Dice: «Non vorrei sembrare polemico». Aggiunge: « Il fatto è che noi vogliamo dare un contenuto creativo diverso». Osserva: « Nella fashion week di Milano sfilano troppi marchi industriali. Se fossimo andati lì, saremmo sembrati uno dei tanti».
Conclusione: Franco Pené, il presidente della fiorentina Gibo, ha portato agli show di Londra la sua nuova linea, disegnata da Julie Verhoeven, un giovane talento abituato a incursioni anche nei territori dell'arte a dello spettacolo.

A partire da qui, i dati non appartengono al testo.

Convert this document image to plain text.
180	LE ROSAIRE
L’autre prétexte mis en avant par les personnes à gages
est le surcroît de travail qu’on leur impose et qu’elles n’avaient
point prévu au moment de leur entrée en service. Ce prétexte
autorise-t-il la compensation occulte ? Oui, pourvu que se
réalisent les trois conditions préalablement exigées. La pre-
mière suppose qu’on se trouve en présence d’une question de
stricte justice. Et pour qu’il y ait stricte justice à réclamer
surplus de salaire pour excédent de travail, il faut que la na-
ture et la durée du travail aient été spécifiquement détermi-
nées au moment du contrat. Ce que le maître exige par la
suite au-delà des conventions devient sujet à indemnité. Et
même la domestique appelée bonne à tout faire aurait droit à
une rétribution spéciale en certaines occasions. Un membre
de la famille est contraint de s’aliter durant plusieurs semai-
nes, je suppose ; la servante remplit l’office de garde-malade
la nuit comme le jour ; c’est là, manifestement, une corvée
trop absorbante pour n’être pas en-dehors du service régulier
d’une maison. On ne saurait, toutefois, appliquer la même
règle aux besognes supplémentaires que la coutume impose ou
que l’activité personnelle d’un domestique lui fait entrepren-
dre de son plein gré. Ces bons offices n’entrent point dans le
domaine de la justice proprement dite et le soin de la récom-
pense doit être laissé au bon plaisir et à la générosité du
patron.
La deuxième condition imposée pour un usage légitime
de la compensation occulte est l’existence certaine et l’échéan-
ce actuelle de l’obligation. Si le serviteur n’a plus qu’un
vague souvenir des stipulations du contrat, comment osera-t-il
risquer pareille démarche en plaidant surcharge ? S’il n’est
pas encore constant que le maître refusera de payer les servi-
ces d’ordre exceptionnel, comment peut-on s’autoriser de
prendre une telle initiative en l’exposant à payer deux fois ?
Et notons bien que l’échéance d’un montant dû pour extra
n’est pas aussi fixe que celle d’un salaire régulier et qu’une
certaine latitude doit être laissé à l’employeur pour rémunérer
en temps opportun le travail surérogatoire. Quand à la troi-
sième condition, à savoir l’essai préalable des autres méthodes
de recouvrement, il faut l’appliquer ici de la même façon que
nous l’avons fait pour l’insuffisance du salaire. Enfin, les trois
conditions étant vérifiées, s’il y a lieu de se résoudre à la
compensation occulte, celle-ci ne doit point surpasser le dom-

Il giudizio è duro anche se espresso sorridendo, ma se c'è qualcuno titolato a parlare di creatività è questo imprenditore di 51 anni dalla carriera molto variegata. Prima assistente all'Università, poi consulente finanziario, un passaggio dall'allora Gft, scuola di molti manager del tessile-abbigliamento, poi amministratore delegato del gruppo Kelemata, oggi è proprietario di un' azienda che è riuscita a produrre gli stilisti più fantasiosi, più creativi e, nello stesso tempo, a vantare un ottimo bilancio, con un fatturato di 44 milioni di euro nel 2002, lo stesso dell'anno precedente. « Un risultato di tutto rispetto – commenta Pené -. Non soltanto perché la congiuntura in genere è stata difficile, ma perché abbiamo dovuto reintegrare due licenze: Helmut Lang, che è stato acquistato dal gruppo Prada, a Alexander McQueen, che è entrato nella galassia di Gucci. Conservare gli stessi volumi ha richiesto uno sforzo doppio, ma nel 2003 dovremmo toccare i 55 milioni».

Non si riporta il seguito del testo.